Let judgment be entered accordingly.








May 18, 2006
Albany, New York

HON. RICHARD E. SISE
Judge of the Court of Claims



[1]. One of the witnesses, Dr. Mark Zongrone, director of the Marcy health service, described PVD as follows: “a disease state of either the arteries or the veins of the lower extremities in which the flow of blood is hindered by some form of obstruction, sometimes plaque, in which the lack of blood flow creates syndromes and differential diagnosis such as claudication, pain, inability to walk from the lack of blood flow or oxygenated blood to that lower extremity” (Tr, 168).

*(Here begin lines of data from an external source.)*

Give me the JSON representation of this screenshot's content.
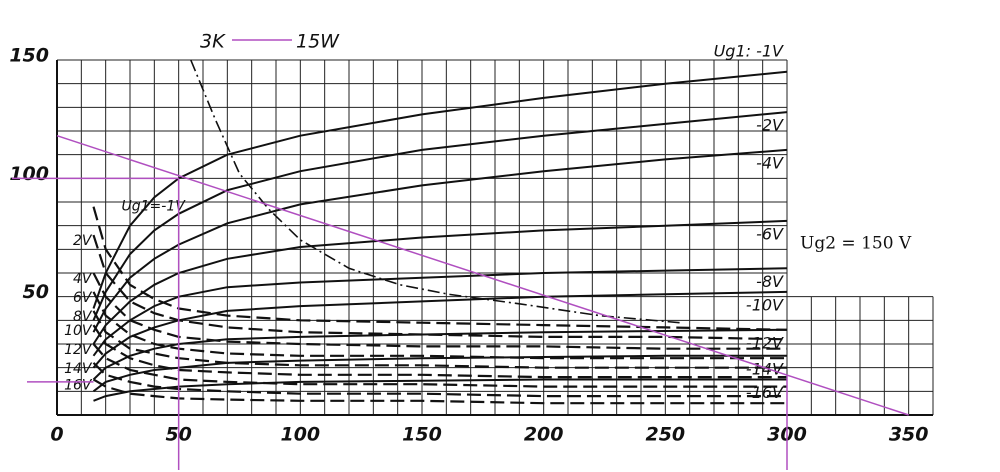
{
  "chart_data": {
    "type": "line",
    "annotation": "Ug2 = 150 V",
    "xlim": [
      0,
      360
    ],
    "ylim": [
      0,
      150
    ],
    "xticks": [
      0,
      50,
      100,
      150,
      200,
      250,
      300,
      350
    ],
    "yticks": [
      0,
      50,
      100,
      150
    ],
    "grid_step": 10,
    "grid_regions": [
      {
        "x": [
          0,
          300
        ],
        "y": [
          0,
          150
        ]
      },
      {
        "x": [
          300,
          360
        ],
        "y": [
          0,
          50
        ]
      }
    ],
    "x": [
      15,
      20,
      30,
      40,
      50,
      70,
      100,
      150,
      200,
      250,
      300
    ],
    "series": [
      {
        "name": "Ug1: -1V",
        "style": "solid",
        "side": "right",
        "color": "#111",
        "values": [
          45,
          60,
          80,
          92,
          100,
          110,
          118,
          127,
          134,
          140,
          145
        ]
      },
      {
        "name": "-2V",
        "style": "solid",
        "side": "right",
        "color": "#111",
        "values": [
          40,
          52,
          68,
          78,
          85,
          95,
          103,
          112,
          118,
          123,
          128
        ]
      },
      {
        "name": "-4V",
        "style": "solid",
        "side": "right",
        "color": "#111",
        "values": [
          35,
          45,
          58,
          66,
          72,
          81,
          89,
          97,
          103,
          108,
          112
        ]
      },
      {
        "name": "-6V",
        "style": "solid",
        "side": "right",
        "color": "#111",
        "values": [
          30,
          38,
          48,
          55,
          60,
          66,
          71,
          75,
          78,
          80,
          82
        ]
      },
      {
        "name": "-8V",
        "style": "solid",
        "side": "right",
        "color": "#111",
        "values": [
          25,
          32,
          40,
          46,
          50,
          54,
          56,
          58,
          60,
          61,
          62
        ]
      },
      {
        "name": "-10V",
        "style": "solid",
        "side": "right",
        "color": "#111",
        "values": [
          20,
          26,
          33,
          37,
          40,
          44,
          46,
          48,
          50,
          51,
          52
        ]
      },
      {
        "name": "-12V",
        "style": "solid",
        "side": "right",
        "color": "#111",
        "values": [
          15,
          20,
          25,
          28,
          30,
          32,
          33,
          34,
          35,
          35.5,
          36
        ]
      },
      {
        "name": "-14V",
        "style": "solid",
        "side": "right",
        "color": "#111",
        "values": [
          10,
          14,
          17,
          19,
          20,
          22,
          23,
          24,
          24.5,
          25,
          25
        ]
      },
      {
        "name": "-16V",
        "style": "solid",
        "side": "right",
        "color": "#111",
        "values": [
          6,
          8,
          10,
          11,
          12,
          13,
          14,
          14.5,
          15,
          15,
          15
        ]
      },
      {
        "name": "Ug1=-1V",
        "style": "dashed",
        "side": "left",
        "color": "#111",
        "values": [
          88,
          70,
          55,
          49,
          45,
          42,
          40,
          39,
          38,
          37,
          36
        ]
      },
      {
        "name": "2V",
        "style": "dashed",
        "side": "left",
        "color": "#111",
        "values": [
          76,
          60,
          48,
          43,
          40,
          37,
          35,
          34,
          33,
          33,
          32
        ]
      },
      {
        "name": "4V",
        "style": "dashed",
        "side": "left",
        "color": "#111",
        "values": [
          60,
          50,
          40,
          36,
          33,
          31,
          30,
          29,
          29,
          28,
          28
        ]
      },
      {
        "name": "6V",
        "style": "dashed",
        "side": "left",
        "color": "#111",
        "values": [
          52,
          42,
          34,
          30,
          28,
          26,
          25,
          25,
          24,
          24,
          24
        ]
      },
      {
        "name": "8V",
        "style": "dashed",
        "side": "left",
        "color": "#111",
        "values": [
          44,
          35,
          28,
          26,
          24,
          22,
          21,
          21,
          20,
          20,
          20
        ]
      },
      {
        "name": "10V",
        "style": "dashed",
        "side": "left",
        "color": "#111",
        "values": [
          38,
          30,
          24,
          21,
          19,
          18,
          17,
          17,
          16,
          16,
          16
        ]
      },
      {
        "name": "12V",
        "style": "dashed",
        "side": "left",
        "color": "#111",
        "values": [
          30,
          24,
          19,
          17,
          15,
          14,
          13,
          13,
          12,
          12,
          12
        ]
      },
      {
        "name": "14V",
        "style": "dashed",
        "side": "left",
        "color": "#111",
        "values": [
          22,
          17,
          14,
          12,
          11,
          10,
          9,
          9,
          8,
          8,
          8
        ]
      },
      {
        "name": "16V",
        "style": "dashed",
        "side": "left",
        "color": "#111",
        "values": [
          15,
          12,
          9,
          8,
          7,
          6.5,
          6,
          6,
          5,
          5,
          5
        ]
      }
    ],
    "load_line": {
      "label": "3K",
      "color": "#b04fc0",
      "x": [
        0,
        350
      ],
      "values": [
        118,
        0
      ]
    },
    "hyperbola": {
      "label": "15W",
      "color": "#111",
      "x": [
        55,
        65,
        75,
        87,
        100,
        120,
        141,
        161,
        190,
        223,
        256
      ],
      "values": [
        150,
        125,
        102,
        87,
        74,
        62,
        55,
        51,
        47,
        42,
        39
      ]
    },
    "hlines": [
      {
        "y": 100,
        "x": 50
      },
      {
        "y": 14,
        "x": 15
      }
    ],
    "vlines": [
      {
        "x": 50,
        "y": 100
      },
      {
        "x": 300,
        "y": 17
      }
    ]
  }
}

[2]. Claimant’s testimony as to the identity of the physician who examined him and sent him to an outside hospital in April 1994 was not confirmed by the testimony of either Dr. Zongrone or Dr. Vadlamudi.

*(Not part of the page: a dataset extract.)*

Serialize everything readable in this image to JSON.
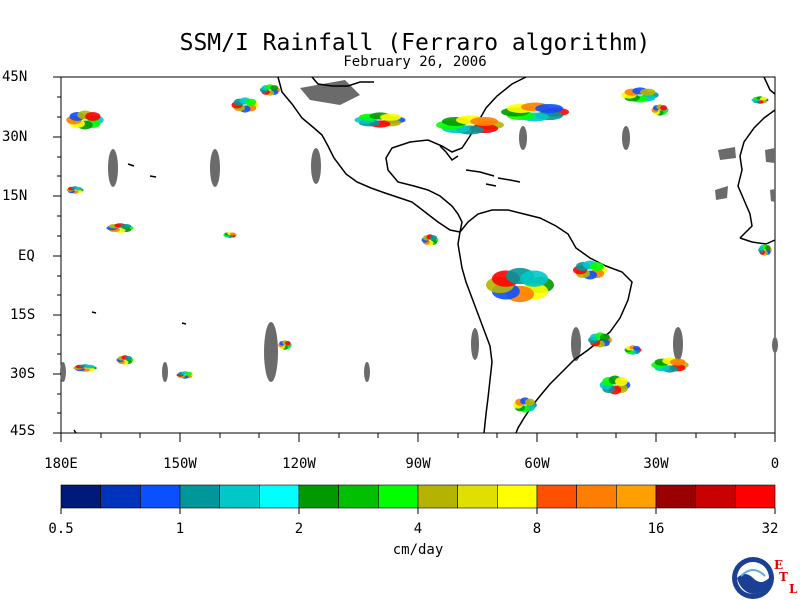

[3]. The terms “arteriogram” and “angiogram,” are synonymous (Tr, 228).
[4]. This referral had been marked “urgent” and the podiatrist examination occurred within days, on August 3, 1993.
[5]. According to Claimant’s expert, the ankle brachial index is “a measure of the ankle pressure which in a normal [person] is always equal to or higher than the arm pressure . . . [T]hey put the ankle pressure over the arm pressure and anything less than 1.0 is abnormal” (Tr, 213).

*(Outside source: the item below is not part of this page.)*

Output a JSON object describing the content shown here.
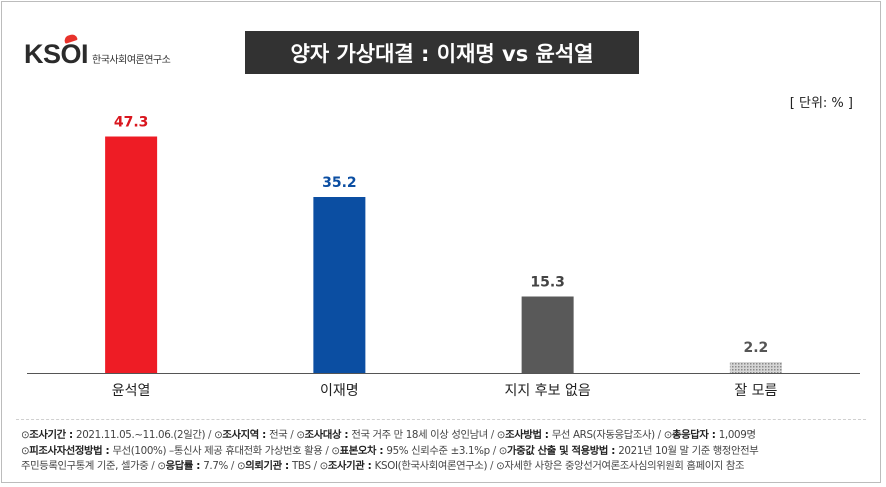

[6]. Initially, Defendant sought to introduce the EBT transcripts of two of the Albany Medical Center physicians, Dr. Darling and a Dr. Chang, and Claimant’s right to call these witnesses on rebuttal was recognized (Tr, 488-491). Subsequently, Defendant elected to submit only Dr. Darling’s transcript, and Claimant’s counsel informed the Court that Claimant had no objection and no rebuttal.
[7]. Since the first angiogram did not reveal any vessels that it would be possible to bypass to, a second one – utilizing a technique called digital subtraction angiography - was performed.
[8]. At the time of his training there was no specific certification for vascular surgery, but that has comprised the greater part of his practice (Tr, 210).
[9]. Rest pain, which is continuous pain in the leg or foot in the absence of exercise, occurs when the blood supply to the location has become critically low. It persists unless adequate circulation is somehow restored.
1[0]. Simple “rest pain,” as opposed to ischemic rest pain, according to Dr. Byrne, results from any kind of traumatic injury, such as a bruise or sprain, or musculoskeletal condition, such as gout. It is not a limb-threatening condition where the blood flow “has reached such a critically low level that unless intervention is carried out, an amputation is going to follow” (Tr, 424).
[1]1. Although Dr. Byrne earlier distinguished between ischemic rest pain caused by PVD and “rest pain” arising from other causes, the comments made here suggest strongly that he was speaking of ischemic rest pain in this series of questions. This was confirmed later in his testimony (Tr, 481).
1[2]. Claimant was seen by Dr. Vadlamudi on September 24, 1993, two days after he complained about leg pain while waiting in the chow line, but there is no indication that he was actually examined by the doctor.

1[3]. Other actions on the part of the facility medical staff, such as the failure to perform an arteriogram at some earlier point or Dr. Vadlamudi’s failure to perform an ankle brachial index, can be debated but do not so clearly fall as far outside the accepted standard of relevant medical practice as these aspects of Claimant’s treatment.
1[4]. At the conclusion of trial, the record was left open to receive information about the possible existence of a Medicare lien. The Court has been informed that there is no such lien.
1[5]. Apparently Claimant’s past medical expenses were paid for by Medicare. As noted above, Medicare does not assert a lien for any of those expenses.